ECLI:NL:RVS:2019:555
Raad van State
- Voorlopige voorziening
- Rechtspraak.nl
Voorlopige voorziening in asielzaak met betrekking tot uitzetting van vreemdeling
Op 19 februari 2019 heeft de voorzieningenrechter van de Afdeling bestuursrechtspraak van de Raad van State uitspraak gedaan in een hoger beroep betreffende een verzoek om voorlopige voorziening. De zaak betreft een vreemdeling die een aanvraag had ingediend voor een verblijfsvergunning asiel voor bepaalde tijd, welke door de staatssecretaris van Justitie en Veiligheid was afgewezen op 20 april 2017. De staatssecretaris had tevens bepaald dat de uitzetting van de vreemdeling achterwege zou blijven, krachtens artikel 64 van de Vreemdelingenwet 2000.

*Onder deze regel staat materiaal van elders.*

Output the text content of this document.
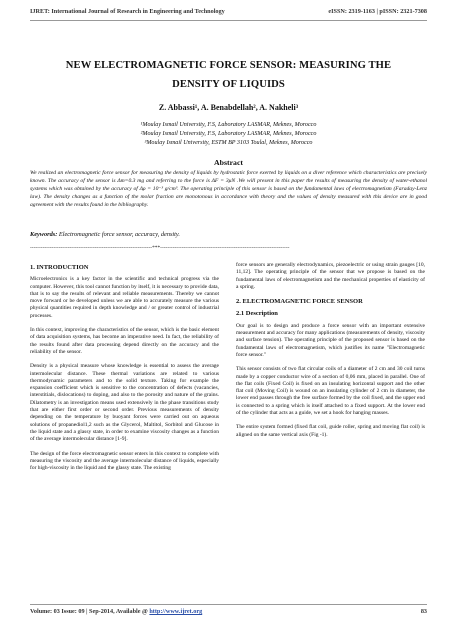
IJRET: International Journal of Research in Engineering and Technology	eISSN: 2319-1163 | pISSN: 2321-7308
NEW ELECTROMAGNETIC FORCE SENSOR: MEASURING THE
DENSITY OF LIQUIDS
Z. Abbassi¹, A. Benabdellah², A. Nakheli³
¹Moulay Ismail University, F.S, Laboratory LASMAR, Meknes, Morocco
²Moulay Ismail University, F.S, Laboratory LASMAR, Meknes, Morocco
³Moulay Ismail University, ESTM BP 3103 Toulal, Meknes, Morocco
Abstract
We realized an electromagnetic force sensor for measuring the density of liquids by hydrostatic force exerted by liquids on a diver reference which characteristics are precisely known. The accuracy of the sensor is Δm=0.3 mg and referring to the force is ΔF = 3μN .We will present in this paper the results of measuring the density of water-ethanol systems which was obtained by the accuracy of Δρ = 10⁻³ g/cm³. The operating principle of this sensor is based on the fundamental laws of electromagnetism (Faraday-Lenz law). The density changes as a function of the molar fraction are monotonous in accordance with theory and the values of density measured with this device are in good agreement with the results found in the bibliography.
Keywords: Electromagnetic force sensor, accuracy, density.
--------------------------------------------------------------------***------------------------------------------------------------------------
1. INTRODUCTION

Microelectronics is a key factor in the scientific and technical progress via the computer. However, this tool cannot function by itself, it is necessary to provide data, that is to say the results of relevant and reliable measurements. Thereby we cannot move forward or be developed unless we are able to accurately measure the various physical quantities required in depth knowledge and / or greater control of industrial processes.

In this context, improving the characteristics of the sensor, which is the basic element of data acquisition systems, has become an imperative need. In fact, the reliability of the results found after data processing depend directly on the accuracy and the reliability of the sensor.

Density is a physical measure whose knowledge is essential to assess the average intermolecular distance. These thermal variations are related to various thermodynamic parameters and to the solid texture. Taking for example the expansion coefficient which is sensitive to the concentration of defects (vacancies, interstitials, dislocations) to doping, and also to the porosity and nature of the grains. Dilatometry is an investigation means used extensively in the phase transitions study that are either first order or second order. Previous measurements of density depending on the temperature by buoyant forces were carried out on aqueous solutions of propanediol1,2 such as the Glycerol, Maltitol, Sorbitol and Glucose in the liquid state and a glassy state, in order to examine viscosity changes as a function of the average intermolecular distance [1-9].

The design of the force electromagnetic sensor enters in this context to complete with measuring the viscosity and the average intermolecular distance of liquids, especially for high-viscosity in the liquid and the glassy state. The existing

force sensors are generally electrodynamics, piezoelectric or using strain gauges [10, 11,12]. The operating principle of the sensor that we propose is based on the fundamental laws of electromagnetism and the mechanical properties of elasticity of a spring.

2. ELECTROMAGNETIC FORCE SENSOR
2.1 Description

Our goal is to design and produce a force sensor with an important extensive measurement and accuracy for many applications (measurements of density, viscosity and surface tension). The operating principle of the proposed sensor is based on the fundamental laws of electromagnetism, which justifies its name "Electromagnetic force sensor."

This sensor consists of two flat circular coils of a diameter of 2 cm and 30 coil turns made by a copper conductor wire of a section of 0,06 mm, placed in parallel. One of the flat coils (Fixed Coil) is fixed on an insulating horizontal support and the other flat coil (Moving Coil) is wound on an insulating cylinder of 2 cm in diameter, the lower end passes through the free surface formed by the coil fixed, and the upper end is connected to a spring which is itself attached to a fixed support. At the lower end of the cylinder that acts as a guide, we set a hook for hanging masses.

The entire system formed (fixed flat coil, guide roller, spring and moving flat coil) is aligned on the same vertical axis (Fig -1).

Volume: 03 Issue: 09 | Sep-2014, Available @ http://www.ijret.org	83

De vreemdeling had tegen de afwijzing van zijn aanvraag beroep ingesteld bij de rechtbank Den Haag, zittingsplaats Zwolle. De rechtbank verklaarde het beroep ongegrond in haar uitspraak van 14 december 2018. Hierop heeft de vreemdeling hoger beroep ingesteld en verzocht om een voorlopige voorziening, zodat hij niet zou worden uitgezet totdat er een beslissing op het hoger beroep was genomen.

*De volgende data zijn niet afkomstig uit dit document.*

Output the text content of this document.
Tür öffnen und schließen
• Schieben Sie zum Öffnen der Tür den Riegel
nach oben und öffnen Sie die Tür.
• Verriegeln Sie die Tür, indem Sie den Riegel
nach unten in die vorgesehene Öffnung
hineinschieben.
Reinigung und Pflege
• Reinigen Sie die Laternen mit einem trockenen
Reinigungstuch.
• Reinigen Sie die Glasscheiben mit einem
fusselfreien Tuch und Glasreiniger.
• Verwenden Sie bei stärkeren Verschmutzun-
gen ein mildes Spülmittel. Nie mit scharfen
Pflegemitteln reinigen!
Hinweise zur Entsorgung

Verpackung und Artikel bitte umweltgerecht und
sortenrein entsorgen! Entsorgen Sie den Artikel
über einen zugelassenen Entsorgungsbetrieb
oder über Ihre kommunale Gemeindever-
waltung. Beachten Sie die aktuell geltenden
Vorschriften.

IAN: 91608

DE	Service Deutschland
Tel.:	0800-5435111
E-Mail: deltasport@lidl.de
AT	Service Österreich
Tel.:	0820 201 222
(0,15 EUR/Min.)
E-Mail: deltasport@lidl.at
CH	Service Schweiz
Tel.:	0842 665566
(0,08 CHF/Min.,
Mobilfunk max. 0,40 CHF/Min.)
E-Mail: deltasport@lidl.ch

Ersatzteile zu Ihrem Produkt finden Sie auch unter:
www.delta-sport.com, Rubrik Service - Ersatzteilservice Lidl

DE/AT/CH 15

De voorzieningenrechter heeft het verzoek van de vreemdeling in overweging genomen en, gelet op eerdere uitspraken, besloten dat het verzoek voor toewijzing in aanmerking komt. De voorzieningenrechter heeft bepaald dat de vreemdeling niet mag worden uitgezet totdat er een beslissing is genomen op het hoger beroep. Tevens is de staatssecretaris veroordeeld tot vergoeding van de proceskosten van de vreemdeling, tot een bedrag van € 512,00, dat geheel toe te rekenen is aan door een derde beroepsmatig verleende rechtsbijstand.